Like Jan, I have 3 children. The youngest, 19, is a repaired TOF c pulmonary atresia. Repair was a long time coming (6 years of age), and we've had multiple experiences in several different hospitals. Each time she was in the hospital was a life lesson & lessons in nursing, from the good to the bad.
My dream from earliest memories was to be a nurse. I read the entire "Sue Barton, RN" series of books (gives away my age, huh?) and anything other books (fictional, of course!). I made different decisions and took another path. I wouldn't change those paths/decisions for anything in the world.
I went to nursing school at age 45 when we felt Kate was at her "healthiest" and probably wouldn't need surgery for another few years. How wrong I was! But I did graduate!
For 8 years previous, I had been working as a unit secretary in our PICU. I fell in love with PICU nursing from the moment I walked through the doors for that secretarial interview. I had found my calling and knew then and there I would become an RN and realize my dream. I've now been a PICU RN for the last 3 1/2 years.
I tell you this to let you know that, for me, all the things I experienced, I needed to experience to be the kind of nurse I want to be (I would have rather been the patient more than anything, not my child).

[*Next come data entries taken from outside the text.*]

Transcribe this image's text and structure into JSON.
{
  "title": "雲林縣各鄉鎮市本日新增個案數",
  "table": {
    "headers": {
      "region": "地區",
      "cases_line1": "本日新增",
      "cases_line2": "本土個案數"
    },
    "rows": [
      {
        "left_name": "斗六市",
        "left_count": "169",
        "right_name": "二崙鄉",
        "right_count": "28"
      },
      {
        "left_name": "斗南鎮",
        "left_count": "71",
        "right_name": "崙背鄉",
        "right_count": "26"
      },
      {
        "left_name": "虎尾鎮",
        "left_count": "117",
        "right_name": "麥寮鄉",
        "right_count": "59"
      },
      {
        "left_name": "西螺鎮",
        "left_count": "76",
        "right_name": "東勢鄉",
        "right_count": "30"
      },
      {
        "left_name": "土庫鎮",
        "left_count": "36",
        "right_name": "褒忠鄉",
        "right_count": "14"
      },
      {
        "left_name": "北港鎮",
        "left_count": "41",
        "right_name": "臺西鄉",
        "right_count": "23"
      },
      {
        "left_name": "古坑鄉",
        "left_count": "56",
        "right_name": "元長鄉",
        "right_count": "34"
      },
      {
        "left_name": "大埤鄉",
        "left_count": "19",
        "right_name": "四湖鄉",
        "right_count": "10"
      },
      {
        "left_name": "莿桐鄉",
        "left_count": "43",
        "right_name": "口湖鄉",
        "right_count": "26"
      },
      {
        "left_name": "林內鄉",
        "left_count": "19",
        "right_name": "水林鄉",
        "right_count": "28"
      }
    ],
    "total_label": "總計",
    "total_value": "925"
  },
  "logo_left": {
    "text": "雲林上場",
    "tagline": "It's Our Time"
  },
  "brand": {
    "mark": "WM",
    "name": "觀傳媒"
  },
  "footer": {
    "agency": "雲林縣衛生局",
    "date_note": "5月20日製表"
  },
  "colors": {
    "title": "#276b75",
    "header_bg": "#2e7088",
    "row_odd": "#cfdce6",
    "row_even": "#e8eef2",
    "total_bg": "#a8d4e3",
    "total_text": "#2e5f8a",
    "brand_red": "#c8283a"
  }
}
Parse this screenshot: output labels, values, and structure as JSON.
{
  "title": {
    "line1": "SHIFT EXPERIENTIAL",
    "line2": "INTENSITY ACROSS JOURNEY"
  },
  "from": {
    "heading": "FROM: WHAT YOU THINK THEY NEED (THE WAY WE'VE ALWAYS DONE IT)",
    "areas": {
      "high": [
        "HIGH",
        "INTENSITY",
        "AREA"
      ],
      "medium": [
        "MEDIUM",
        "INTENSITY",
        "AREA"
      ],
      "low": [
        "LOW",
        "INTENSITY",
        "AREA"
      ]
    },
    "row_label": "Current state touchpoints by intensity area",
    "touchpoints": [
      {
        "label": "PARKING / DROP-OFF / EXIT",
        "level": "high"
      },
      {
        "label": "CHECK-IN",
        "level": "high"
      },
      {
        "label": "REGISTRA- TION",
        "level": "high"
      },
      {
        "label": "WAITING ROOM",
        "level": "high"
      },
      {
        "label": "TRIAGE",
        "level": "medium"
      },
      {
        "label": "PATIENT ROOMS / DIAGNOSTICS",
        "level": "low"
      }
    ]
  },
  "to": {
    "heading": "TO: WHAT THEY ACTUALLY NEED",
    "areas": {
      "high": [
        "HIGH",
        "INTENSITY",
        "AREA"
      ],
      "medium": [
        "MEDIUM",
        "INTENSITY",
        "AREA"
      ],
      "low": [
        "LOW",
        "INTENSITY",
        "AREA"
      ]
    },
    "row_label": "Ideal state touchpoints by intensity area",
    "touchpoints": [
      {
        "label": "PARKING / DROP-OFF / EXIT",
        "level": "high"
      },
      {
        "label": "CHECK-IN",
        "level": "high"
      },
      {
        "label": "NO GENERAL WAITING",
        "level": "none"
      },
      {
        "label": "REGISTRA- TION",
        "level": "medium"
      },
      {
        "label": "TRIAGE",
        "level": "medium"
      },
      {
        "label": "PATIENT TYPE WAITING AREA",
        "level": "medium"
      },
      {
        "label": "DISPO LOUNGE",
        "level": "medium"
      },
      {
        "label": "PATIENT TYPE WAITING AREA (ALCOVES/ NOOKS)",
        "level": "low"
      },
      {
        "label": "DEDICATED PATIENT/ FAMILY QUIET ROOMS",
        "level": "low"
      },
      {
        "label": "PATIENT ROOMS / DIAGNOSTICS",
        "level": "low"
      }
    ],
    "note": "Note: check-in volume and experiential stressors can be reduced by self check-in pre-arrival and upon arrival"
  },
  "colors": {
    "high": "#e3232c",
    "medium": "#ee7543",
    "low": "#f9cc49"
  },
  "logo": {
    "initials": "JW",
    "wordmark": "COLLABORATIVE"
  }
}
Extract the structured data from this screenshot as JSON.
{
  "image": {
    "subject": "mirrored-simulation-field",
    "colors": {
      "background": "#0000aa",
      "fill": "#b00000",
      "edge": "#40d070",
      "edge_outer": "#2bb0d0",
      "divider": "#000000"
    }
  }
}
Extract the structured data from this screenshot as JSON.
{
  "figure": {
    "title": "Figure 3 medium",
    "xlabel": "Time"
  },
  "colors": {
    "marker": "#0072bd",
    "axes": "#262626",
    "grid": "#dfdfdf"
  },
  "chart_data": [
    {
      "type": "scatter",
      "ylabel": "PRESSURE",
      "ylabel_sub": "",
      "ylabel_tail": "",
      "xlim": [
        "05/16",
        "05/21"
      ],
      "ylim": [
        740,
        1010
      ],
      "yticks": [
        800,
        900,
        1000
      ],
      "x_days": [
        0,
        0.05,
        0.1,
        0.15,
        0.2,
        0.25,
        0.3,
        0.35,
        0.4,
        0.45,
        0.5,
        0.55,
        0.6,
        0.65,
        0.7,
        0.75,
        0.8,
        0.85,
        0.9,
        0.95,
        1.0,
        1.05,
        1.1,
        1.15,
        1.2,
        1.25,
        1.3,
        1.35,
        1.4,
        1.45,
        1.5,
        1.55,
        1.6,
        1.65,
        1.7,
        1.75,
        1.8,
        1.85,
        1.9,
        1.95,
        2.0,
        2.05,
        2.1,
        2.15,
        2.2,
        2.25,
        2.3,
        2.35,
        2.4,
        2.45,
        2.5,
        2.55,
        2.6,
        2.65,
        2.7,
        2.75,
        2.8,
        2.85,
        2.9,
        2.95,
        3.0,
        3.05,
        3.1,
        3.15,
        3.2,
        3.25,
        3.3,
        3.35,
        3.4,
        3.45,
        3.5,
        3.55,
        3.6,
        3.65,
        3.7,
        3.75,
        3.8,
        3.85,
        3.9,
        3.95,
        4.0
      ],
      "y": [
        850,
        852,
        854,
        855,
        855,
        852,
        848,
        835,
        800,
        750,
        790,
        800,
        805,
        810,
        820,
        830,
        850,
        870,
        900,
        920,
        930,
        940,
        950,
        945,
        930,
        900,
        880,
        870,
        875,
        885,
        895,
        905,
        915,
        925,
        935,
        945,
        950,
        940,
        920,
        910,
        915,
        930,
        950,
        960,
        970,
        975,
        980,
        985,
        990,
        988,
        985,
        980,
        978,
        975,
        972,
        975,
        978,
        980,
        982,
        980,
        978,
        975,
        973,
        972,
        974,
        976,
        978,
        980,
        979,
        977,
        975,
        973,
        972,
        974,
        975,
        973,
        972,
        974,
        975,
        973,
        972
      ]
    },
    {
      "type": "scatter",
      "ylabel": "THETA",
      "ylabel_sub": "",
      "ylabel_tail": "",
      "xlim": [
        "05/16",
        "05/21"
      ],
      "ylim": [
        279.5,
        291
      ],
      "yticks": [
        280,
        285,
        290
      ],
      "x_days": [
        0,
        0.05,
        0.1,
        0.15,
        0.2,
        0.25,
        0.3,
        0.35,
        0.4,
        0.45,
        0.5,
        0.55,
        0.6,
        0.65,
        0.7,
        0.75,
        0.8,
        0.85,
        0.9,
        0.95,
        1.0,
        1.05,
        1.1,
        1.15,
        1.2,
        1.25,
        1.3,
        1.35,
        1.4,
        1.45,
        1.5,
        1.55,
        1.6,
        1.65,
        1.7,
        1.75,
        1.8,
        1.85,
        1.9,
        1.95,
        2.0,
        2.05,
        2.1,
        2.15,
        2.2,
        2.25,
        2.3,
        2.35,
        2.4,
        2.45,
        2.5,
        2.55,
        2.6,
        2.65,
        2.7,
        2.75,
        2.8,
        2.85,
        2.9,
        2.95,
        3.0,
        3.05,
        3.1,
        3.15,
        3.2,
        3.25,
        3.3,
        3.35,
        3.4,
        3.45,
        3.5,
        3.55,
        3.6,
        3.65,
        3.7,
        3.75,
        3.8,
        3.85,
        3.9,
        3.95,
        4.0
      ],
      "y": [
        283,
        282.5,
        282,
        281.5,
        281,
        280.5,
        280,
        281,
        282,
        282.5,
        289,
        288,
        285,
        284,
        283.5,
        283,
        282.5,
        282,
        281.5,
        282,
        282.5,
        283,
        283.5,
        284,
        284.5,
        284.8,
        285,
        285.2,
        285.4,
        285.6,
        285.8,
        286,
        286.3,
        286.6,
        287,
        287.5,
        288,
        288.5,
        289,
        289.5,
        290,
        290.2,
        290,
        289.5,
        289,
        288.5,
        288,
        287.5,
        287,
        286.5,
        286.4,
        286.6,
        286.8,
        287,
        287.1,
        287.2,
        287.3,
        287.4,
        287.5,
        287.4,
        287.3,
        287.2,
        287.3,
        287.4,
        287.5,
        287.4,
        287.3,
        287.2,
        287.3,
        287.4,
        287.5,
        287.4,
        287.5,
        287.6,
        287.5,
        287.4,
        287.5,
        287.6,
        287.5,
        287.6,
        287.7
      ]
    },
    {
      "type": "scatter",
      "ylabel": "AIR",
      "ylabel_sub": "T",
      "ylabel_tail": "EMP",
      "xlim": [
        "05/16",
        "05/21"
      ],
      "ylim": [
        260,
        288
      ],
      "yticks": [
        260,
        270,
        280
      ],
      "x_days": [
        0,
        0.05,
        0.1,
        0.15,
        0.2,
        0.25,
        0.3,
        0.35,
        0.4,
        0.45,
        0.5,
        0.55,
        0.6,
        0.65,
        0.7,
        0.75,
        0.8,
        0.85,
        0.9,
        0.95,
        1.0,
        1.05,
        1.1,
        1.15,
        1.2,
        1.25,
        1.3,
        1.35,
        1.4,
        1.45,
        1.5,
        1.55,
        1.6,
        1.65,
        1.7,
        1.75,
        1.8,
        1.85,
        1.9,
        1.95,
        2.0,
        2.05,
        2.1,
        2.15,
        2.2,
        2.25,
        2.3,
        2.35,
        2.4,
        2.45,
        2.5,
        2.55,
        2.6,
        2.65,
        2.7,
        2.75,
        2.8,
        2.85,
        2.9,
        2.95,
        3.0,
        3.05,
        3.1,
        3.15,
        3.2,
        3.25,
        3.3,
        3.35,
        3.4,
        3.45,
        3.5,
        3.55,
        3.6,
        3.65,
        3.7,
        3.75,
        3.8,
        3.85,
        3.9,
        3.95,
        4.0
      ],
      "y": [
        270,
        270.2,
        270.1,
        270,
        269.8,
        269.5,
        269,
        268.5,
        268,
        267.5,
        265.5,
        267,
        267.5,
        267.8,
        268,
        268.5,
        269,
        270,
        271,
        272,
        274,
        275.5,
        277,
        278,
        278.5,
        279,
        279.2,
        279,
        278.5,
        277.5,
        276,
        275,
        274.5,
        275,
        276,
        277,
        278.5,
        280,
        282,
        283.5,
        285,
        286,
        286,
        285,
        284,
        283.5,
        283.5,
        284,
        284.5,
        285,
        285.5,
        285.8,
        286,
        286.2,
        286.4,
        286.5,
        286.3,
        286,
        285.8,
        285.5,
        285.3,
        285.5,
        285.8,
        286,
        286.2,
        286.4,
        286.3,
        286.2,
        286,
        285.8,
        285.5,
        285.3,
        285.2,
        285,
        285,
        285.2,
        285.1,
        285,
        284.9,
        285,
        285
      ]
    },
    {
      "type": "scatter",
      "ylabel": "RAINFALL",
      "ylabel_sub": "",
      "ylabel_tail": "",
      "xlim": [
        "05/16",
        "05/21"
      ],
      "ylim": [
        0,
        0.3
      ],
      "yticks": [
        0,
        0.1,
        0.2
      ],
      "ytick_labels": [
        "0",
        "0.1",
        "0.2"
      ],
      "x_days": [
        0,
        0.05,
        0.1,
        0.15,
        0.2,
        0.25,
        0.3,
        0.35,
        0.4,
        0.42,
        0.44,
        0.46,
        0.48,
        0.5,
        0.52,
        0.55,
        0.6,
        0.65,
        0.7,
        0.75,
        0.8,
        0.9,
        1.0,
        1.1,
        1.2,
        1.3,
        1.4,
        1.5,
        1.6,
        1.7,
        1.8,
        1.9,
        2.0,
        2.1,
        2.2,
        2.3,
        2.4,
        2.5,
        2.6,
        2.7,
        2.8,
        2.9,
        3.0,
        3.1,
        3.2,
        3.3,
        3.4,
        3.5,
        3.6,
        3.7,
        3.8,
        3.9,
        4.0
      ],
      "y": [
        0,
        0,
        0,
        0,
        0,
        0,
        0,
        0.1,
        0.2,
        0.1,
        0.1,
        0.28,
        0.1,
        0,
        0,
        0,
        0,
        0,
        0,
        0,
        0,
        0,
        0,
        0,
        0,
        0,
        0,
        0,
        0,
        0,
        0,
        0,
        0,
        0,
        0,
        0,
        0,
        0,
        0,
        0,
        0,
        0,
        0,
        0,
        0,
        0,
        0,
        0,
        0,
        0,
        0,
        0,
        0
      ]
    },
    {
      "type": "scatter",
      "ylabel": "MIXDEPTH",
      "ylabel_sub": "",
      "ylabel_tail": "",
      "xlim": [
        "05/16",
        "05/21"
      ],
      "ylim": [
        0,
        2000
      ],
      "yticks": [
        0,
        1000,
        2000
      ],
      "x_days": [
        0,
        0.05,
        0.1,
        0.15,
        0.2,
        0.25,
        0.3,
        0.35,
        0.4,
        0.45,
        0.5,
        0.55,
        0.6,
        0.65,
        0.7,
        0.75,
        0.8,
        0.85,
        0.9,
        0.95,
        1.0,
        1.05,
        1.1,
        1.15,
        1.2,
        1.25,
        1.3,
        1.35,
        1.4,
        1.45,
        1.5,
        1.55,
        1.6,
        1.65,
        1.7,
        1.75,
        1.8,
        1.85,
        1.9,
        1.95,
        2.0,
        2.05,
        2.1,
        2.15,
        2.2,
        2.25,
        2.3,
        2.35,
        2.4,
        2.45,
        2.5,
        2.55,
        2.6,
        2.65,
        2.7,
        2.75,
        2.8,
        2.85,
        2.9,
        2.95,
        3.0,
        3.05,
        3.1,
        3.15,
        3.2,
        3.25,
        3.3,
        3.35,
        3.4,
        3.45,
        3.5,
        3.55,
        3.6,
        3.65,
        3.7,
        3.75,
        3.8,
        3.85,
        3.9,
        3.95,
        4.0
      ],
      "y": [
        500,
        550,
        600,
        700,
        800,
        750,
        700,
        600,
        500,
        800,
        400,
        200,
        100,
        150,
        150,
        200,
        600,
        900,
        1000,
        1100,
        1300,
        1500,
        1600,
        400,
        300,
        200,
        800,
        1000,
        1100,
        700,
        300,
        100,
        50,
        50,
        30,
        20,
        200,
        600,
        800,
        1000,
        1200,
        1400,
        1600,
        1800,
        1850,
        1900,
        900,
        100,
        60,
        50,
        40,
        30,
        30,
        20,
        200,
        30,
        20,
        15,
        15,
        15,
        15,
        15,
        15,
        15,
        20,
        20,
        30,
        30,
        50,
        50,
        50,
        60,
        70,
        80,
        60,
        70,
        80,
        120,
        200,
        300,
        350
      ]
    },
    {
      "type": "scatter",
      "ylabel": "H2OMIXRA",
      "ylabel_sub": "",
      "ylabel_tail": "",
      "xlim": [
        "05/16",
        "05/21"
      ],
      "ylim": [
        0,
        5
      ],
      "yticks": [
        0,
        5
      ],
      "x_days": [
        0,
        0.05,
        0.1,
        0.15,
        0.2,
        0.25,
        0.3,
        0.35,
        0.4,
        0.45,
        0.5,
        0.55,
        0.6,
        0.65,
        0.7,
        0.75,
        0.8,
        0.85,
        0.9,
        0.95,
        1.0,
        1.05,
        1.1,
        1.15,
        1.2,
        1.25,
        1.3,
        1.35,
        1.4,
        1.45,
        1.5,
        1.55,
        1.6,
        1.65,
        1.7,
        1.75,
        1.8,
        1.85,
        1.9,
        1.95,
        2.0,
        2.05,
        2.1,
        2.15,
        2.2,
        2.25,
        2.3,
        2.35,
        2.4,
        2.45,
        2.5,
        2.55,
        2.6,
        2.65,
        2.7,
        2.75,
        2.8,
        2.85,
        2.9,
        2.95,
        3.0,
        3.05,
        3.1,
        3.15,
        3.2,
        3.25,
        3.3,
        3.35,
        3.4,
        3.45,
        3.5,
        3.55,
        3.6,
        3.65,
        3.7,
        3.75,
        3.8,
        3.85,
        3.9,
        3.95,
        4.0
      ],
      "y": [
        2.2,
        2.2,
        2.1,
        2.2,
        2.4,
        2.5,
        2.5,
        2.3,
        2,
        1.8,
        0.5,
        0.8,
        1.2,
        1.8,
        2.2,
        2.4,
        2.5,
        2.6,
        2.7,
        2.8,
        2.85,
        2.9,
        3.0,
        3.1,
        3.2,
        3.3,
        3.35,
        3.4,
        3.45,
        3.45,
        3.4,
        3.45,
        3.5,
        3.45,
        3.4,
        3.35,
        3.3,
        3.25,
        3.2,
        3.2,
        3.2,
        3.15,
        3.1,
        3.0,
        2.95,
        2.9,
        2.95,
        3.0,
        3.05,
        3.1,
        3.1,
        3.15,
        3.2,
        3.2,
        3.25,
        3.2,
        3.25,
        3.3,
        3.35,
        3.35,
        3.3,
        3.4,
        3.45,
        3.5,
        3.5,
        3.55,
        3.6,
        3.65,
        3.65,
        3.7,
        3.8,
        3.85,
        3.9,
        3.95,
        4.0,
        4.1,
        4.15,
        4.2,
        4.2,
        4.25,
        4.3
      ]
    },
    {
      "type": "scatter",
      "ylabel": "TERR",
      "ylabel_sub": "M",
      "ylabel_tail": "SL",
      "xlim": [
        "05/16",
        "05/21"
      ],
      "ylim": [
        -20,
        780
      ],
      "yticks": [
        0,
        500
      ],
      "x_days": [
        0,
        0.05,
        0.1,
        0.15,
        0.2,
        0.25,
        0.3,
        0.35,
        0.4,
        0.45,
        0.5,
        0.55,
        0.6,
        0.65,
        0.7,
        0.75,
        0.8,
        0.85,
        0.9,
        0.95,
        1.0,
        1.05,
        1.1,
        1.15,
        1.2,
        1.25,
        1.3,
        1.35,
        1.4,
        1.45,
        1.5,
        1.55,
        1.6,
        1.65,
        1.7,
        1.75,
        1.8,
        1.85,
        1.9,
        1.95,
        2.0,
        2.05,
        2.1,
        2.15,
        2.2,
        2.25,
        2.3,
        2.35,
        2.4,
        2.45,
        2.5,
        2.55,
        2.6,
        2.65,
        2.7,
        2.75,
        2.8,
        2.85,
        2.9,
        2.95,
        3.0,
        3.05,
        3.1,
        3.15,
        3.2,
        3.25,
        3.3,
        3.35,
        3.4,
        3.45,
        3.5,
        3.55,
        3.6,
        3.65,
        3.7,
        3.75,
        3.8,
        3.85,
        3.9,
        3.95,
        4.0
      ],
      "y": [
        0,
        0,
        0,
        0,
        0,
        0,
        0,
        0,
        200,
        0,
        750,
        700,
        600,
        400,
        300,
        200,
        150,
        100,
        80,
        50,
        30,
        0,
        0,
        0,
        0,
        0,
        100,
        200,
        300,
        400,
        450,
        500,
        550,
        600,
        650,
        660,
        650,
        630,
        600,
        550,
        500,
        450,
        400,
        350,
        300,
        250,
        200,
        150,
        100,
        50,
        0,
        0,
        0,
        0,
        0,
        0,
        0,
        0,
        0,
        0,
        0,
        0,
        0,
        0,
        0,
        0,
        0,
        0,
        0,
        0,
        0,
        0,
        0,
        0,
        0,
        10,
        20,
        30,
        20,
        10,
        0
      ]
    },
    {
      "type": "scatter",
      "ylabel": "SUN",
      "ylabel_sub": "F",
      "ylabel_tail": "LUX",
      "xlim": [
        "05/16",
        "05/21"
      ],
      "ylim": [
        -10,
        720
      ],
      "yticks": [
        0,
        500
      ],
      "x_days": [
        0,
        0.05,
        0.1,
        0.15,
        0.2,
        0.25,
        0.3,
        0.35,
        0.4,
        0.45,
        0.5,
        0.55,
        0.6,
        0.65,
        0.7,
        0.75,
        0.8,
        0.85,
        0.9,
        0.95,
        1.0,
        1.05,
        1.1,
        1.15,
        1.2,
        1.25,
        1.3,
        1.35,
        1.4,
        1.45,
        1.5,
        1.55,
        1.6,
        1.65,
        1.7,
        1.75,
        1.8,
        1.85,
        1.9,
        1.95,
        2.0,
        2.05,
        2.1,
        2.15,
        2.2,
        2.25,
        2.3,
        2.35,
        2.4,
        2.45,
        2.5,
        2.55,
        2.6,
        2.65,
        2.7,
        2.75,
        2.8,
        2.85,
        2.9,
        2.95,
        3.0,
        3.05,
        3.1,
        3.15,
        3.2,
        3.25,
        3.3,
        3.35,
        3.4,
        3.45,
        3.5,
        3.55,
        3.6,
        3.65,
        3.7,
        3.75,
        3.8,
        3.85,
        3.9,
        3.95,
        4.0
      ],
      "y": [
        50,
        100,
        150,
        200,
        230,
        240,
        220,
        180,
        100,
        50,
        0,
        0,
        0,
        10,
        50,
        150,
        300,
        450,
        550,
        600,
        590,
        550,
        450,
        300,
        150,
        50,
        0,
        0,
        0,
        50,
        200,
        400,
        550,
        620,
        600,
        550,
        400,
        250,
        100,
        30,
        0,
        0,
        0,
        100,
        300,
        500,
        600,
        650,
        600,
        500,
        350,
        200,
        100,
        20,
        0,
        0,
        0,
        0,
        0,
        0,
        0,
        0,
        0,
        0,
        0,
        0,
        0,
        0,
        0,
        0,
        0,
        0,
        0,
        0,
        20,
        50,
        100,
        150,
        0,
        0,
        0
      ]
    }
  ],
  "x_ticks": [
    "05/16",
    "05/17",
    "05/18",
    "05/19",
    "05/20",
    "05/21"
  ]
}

I took away invaluable experiences from even the "bad" nurses - taught me what NOT to be. I know what it's like to be on the other side of the bed and I am able to empathize with my families and can honestly tell them (if they want to know) I've been there.
Yes, you can be a fabulous PICU RN with children of your own. They may complain that you won't let them do certain things (skateboard or bike without a helmet, etc) and yes, you'll obsess over their health more. I cannot express how much I love the PICU and the children. I stay focused on our positive outcomes which far outweigh the sad ones. I cry when I need to - some of that crying has been with the families. When I can't cry, I'll quit nursing.
Now, I'm looking forward to rocking my soon-to-be granddaughter in February! I'm sure I'll be an obsessive granny - I now know way too much!
Like the song says "I could've missed the pain, but I'd have to miss the dance". The dance is sublime!